Oklahoma City, Oklahoma — Following the conclusion of the session, lawmakers conduct numerous studies on issues that could require legislation in the coming year.
Unfortunately, in the past, public access to those studies typically required being physically present at the Capitol. Although much productive work can occur during these meetings, the Legislature has not chronicled or recorded study results the way we document our activity during the session. As a result, the public was often kept in the dark about the outcome of studies.
Thankfully, reforms implemented this summer will allow all Oklahoma citizens to review the findings and presentations from all House studies for years to come.
Starting this year, the House will publish official reports detailing the outcomes of all interim studies. Once an interim study is complete, a summary report of its work and recommendations will be posted on the House website and archived for future reference. All documents and presentations used during interim study committee hearings will also be posted on the House website and archived.
In addition, audio of interim study committee hearings will be streamed live on the House website and archived on the House website for future review.
I believe this simple reform will pay dividends for years to come.
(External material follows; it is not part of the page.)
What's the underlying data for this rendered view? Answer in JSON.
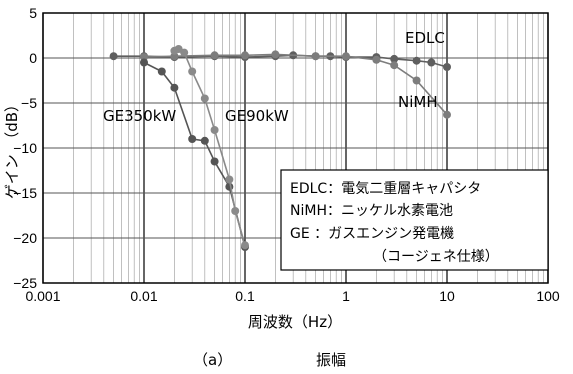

I
For one thing, an incomplete record of interim committee work shortchanges the legislative process and, ultimately, the public.
Even if an interim study does not lead directly to legislation, the findings of the study may prove useful for some other initiative in future years. By preserving the work of interim study committees, we can prevent future duplication of efforts and ineffective use of time and resources.
Also, in this age of term limits, it is important to keep institutional knowledge intact at the Legislature.
These changes are just the latest in the House’s ongoing commitment to transparency and public access.